Kemegahan tradisional menyapanya, ketukan suara langkah kaki di atas lantai kayu mengiringi kepulangan Hinata. Uluran tangan, kepala yang menunduk dengan hormat, dan senyuman ramah yang terlatih, semuanya menyambut Hinata seperti sebuah jawaban yang telah lama dinantikan.

Si pelayan wanita mengundang Hinata menuju ruang kerja ayahnya. Yang tak berubah banyak kecuali lapisan kertas pintu shoji-nya. Hiashi duduk di hadapan meja kerjanya, mendongak saat pintu dibuka. Hinata tersenyum, melangkah mendekat dan menerima keramahan pertama dari ayahnya melalui sebuah anggukan setelah sekian lama.

Hiashi menarik napas, menanggalkan kacamata bacanya, dan mempersilahkan Hinata duduk. Mantel dan jas ayahnya digantung di tiang kayu di sudut ruangan. Terlihat segar tapi kesepian. Aroma masa lalu menyeruak tanpa diundang, membuat Hinata sedikit merasa asing.

Ketika memikirkan tentang ayahnya, Hinata hanya bisa mengingat ketegasan tatapan matanya, atau sikap kaku yang menyembunyikan entah berapa banyak kekecewaan dan rasa sepi. Hiashi tak terlalu banyak memamerkan emosi. Seperti kebanyakan laki-laki dalam lingkungan Hyuuga, Hiashi juga tertutup.

Pagi itu dia melapisi tubuhnya dengan kehangatan haori hitam, bukan sesuatu yang baru. Bila mengenai busana, tak banyak yang bisa diharapkan dari Hiashi. Tapi itu selalu bisa dimaklumi.

Perbincangan dimulai dengan pertanyaan basa-basi standar.
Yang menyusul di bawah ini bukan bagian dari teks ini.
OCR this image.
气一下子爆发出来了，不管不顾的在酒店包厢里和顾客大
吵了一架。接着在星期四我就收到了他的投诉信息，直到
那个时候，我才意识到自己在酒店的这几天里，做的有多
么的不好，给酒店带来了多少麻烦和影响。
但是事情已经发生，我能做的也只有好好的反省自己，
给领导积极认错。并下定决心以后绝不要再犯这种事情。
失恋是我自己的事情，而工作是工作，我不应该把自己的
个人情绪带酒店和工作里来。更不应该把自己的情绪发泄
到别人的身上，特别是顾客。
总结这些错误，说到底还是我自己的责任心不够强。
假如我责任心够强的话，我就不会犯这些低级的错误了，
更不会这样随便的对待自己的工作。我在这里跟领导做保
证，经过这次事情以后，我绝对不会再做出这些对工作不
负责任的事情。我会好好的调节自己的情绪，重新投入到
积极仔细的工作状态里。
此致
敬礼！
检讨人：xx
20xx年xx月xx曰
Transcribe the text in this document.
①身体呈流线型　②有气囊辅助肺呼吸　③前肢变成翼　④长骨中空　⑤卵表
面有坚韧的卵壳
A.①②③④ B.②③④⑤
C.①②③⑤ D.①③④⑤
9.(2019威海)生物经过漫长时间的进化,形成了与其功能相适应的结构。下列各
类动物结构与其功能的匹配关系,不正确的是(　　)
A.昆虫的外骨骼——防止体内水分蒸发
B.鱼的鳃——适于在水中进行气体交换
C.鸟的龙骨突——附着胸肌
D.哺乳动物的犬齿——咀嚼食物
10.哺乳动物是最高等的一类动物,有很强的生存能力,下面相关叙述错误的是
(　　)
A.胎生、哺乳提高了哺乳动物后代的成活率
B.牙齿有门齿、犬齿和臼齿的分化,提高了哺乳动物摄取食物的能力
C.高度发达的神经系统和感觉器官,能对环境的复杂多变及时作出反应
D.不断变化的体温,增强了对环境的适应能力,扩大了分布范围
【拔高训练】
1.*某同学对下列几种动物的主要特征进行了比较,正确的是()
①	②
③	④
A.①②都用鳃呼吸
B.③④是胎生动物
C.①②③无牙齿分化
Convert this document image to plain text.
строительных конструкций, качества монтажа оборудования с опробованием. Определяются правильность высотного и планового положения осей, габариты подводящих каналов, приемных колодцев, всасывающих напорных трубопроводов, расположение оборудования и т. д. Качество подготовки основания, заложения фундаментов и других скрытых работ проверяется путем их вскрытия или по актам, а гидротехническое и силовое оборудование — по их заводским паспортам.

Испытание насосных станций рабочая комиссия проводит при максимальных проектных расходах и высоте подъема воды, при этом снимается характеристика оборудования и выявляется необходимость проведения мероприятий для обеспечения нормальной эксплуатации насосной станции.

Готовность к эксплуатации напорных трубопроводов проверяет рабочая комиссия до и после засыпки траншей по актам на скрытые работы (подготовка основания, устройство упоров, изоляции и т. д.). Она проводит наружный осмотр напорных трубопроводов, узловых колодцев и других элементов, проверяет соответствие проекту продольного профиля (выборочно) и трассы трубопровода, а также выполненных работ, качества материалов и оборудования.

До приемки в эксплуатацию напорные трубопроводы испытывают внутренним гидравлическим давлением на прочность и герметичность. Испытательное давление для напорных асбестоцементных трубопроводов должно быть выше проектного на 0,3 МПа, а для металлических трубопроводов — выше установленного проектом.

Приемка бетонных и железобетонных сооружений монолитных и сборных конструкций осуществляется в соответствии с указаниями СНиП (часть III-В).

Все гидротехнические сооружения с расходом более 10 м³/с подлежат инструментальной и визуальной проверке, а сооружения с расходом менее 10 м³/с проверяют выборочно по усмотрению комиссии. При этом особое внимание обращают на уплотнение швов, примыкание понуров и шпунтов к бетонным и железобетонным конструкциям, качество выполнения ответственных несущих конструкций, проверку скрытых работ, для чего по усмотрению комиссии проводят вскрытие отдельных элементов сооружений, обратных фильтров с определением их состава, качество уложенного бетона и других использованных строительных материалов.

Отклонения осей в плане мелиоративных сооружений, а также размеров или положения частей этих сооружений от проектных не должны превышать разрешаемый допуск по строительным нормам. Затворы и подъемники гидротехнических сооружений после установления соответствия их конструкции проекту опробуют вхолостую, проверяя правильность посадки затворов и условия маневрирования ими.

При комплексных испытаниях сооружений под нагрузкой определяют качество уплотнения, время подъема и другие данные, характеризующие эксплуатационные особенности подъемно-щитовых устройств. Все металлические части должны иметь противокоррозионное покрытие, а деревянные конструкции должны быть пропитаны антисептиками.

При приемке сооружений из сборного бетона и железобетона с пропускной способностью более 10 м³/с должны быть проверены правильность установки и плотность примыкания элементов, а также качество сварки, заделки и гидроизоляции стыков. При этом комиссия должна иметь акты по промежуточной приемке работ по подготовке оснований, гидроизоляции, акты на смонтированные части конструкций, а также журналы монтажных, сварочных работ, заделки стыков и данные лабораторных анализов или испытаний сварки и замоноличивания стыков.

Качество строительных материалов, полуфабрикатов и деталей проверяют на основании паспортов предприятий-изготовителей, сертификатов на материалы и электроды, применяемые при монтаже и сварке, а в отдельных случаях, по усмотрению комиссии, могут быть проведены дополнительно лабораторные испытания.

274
Hinata menyambutnya dengan sedikit gugup. Sudah lama ia tak bicara dengan ayahnya; tidak secara langsung seperti saat ini atau melalui telepon.

"Aku sudah dengar dari Fugaku." Hiashi mengamati reaski Hinata yang tampak tenang; cukup memuaskan. "Apa kau yakin dengan keputusanmu?"

"Kami sudah yakin," ujar Hinata, mengoreksi pertanyaan ayahnya. "Kami sudah yakin, Ayah."